The banking company's decision to center the bulk of its European processing in Dublin was not motivated by the country's favorable tax rates, Mr. Brady said, but the low-rate environment is "a major consideration for most of our customers."
One of Citibank Ireland's most successful initiatives is running treasury services on behalf of corporate customers as an outsourcer. Ninety major corporations and financial institutions, including Procter & Gamble, Johnson & Johnson, Dow Chemical, and McDonald's, have turned over their treasury operations to Citibank.
"We are the leading foreign bank in Ireland with outsourced treasury operations," Mr. Brady said. "We are growing by 15 companies a year."
The corporate tax rate on companies in the International Financial Services Center is 10%, according to the Industrial Development Agency of Ireland. The rate will rise to 12.5% for all businesses starting Jan. 1, 2003.
That is "still the lowest in Europe for international business," said Lesley Murphy, new business manager of the financial services division of IDA Ireland. Homegrown Irish companies pay a 28% tax rate, though that may be reduced.
Other advantages to expansion in Ireland include a good telecommunications infrastructure and a steady supply of educated young people, Mr. Brady said. About 15% of Citibank Ireland's employees in Ireland are foreign nationals; 5% are American.
Though he said young people are getting harder to retain in the processing and call center businesses, Mr.

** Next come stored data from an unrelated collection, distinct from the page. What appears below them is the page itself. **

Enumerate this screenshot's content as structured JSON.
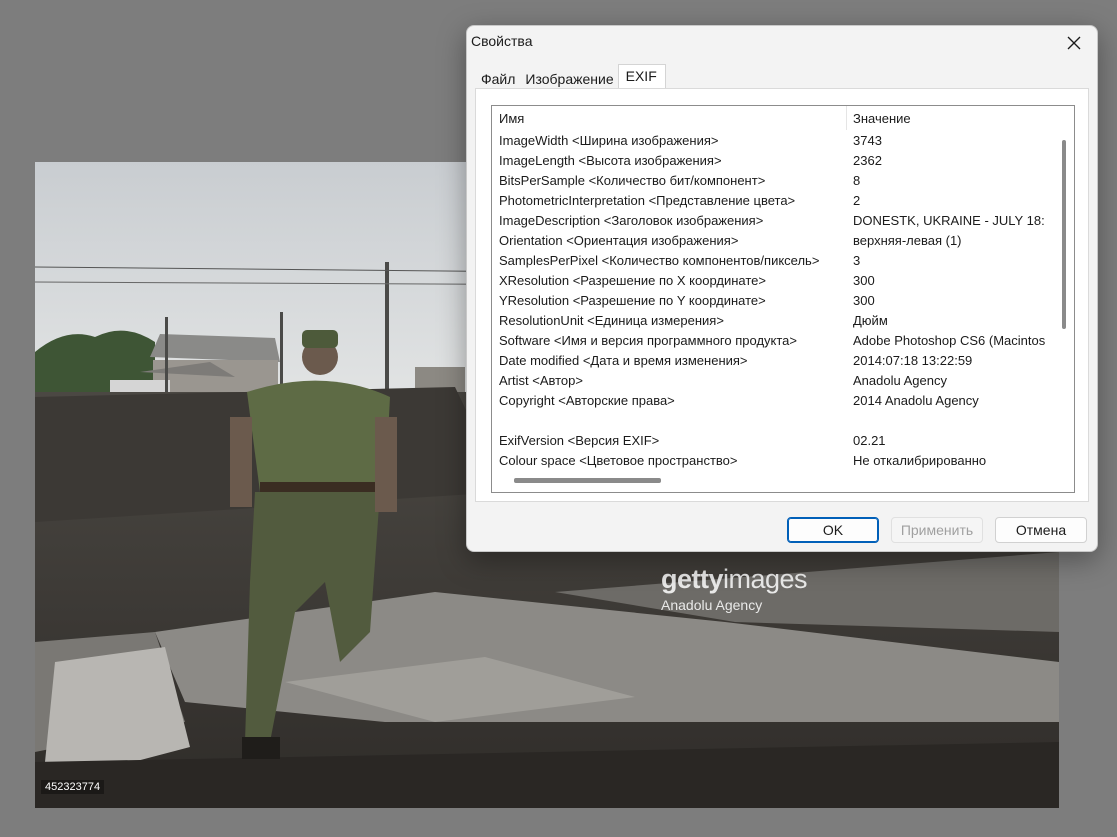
{
  "photo": {
    "id_label": "452323774",
    "watermark_logo_bold": "getty",
    "watermark_logo_regular": "images",
    "watermark_credit": "Anadolu Agency"
  },
  "dialog": {
    "title": "Свойства",
    "tabs": [
      {
        "label": "Файл",
        "active": false
      },
      {
        "label": "Изображение",
        "active": false
      },
      {
        "label": "EXIF",
        "active": true
      }
    ],
    "columns": {
      "name": "Имя",
      "value": "Значение"
    },
    "rows": [
      {
        "name": "ImageWidth <Ширина изображения>",
        "value": "3743"
      },
      {
        "name": "ImageLength <Высота изображения>",
        "value": "2362"
      },
      {
        "name": "BitsPerSample <Количество бит/компонент>",
        "value": "8"
      },
      {
        "name": "PhotometricInterpretation <Представление цвета>",
        "value": "2"
      },
      {
        "name": "ImageDescription <Заголовок изображения>",
        "value": "DONESTK, UKRAINE - JULY 18:"
      },
      {
        "name": "Orientation <Ориентация изображения>",
        "value": "верхняя-левая (1)"
      },
      {
        "name": "SamplesPerPixel <Количество компонентов/пиксель>",
        "value": "3"
      },
      {
        "name": "XResolution <Разрешение по X координате>",
        "value": "300"
      },
      {
        "name": "YResolution <Разрешение по Y координате>",
        "value": "300"
      },
      {
        "name": "ResolutionUnit <Единица измерения>",
        "value": "Дюйм"
      },
      {
        "name": "Software <Имя и версия программного продукта>",
        "value": "Adobe Photoshop CS6 (Macintos"
      },
      {
        "name": "Date modified <Дата и время изменения>",
        "value": "2014:07:18 13:22:59"
      },
      {
        "name": "Artist <Автор>",
        "value": "Anadolu Agency"
      },
      {
        "name": "Copyright <Авторские права>",
        "value": "2014 Anadolu Agency"
      },
      {
        "name": "",
        "value": ""
      },
      {
        "name": "ExifVersion <Версия EXIF>",
        "value": "02.21"
      },
      {
        "name": "Colour space <Цветовое пространство>",
        "value": "Не откалибрированно"
      }
    ],
    "buttons": {
      "ok": "OK",
      "apply": "Применить",
      "cancel": "Отмена"
    },
    "accent_color": "#005fb8"
  }
}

Brady said consolidating departments in the new building would open up more attractive jobs.
For example, the bank's Salomon Smith Barney affiliate plans to install a front office for the sale of U.S. and European equities.
"When we're all doing business together, there will be an amazing mix of opportunities in one space," said Mr. Brady, which could translate into better openings for Citibank employees.
In addition, he said, "it will be easier to create a cultural identity under one roof."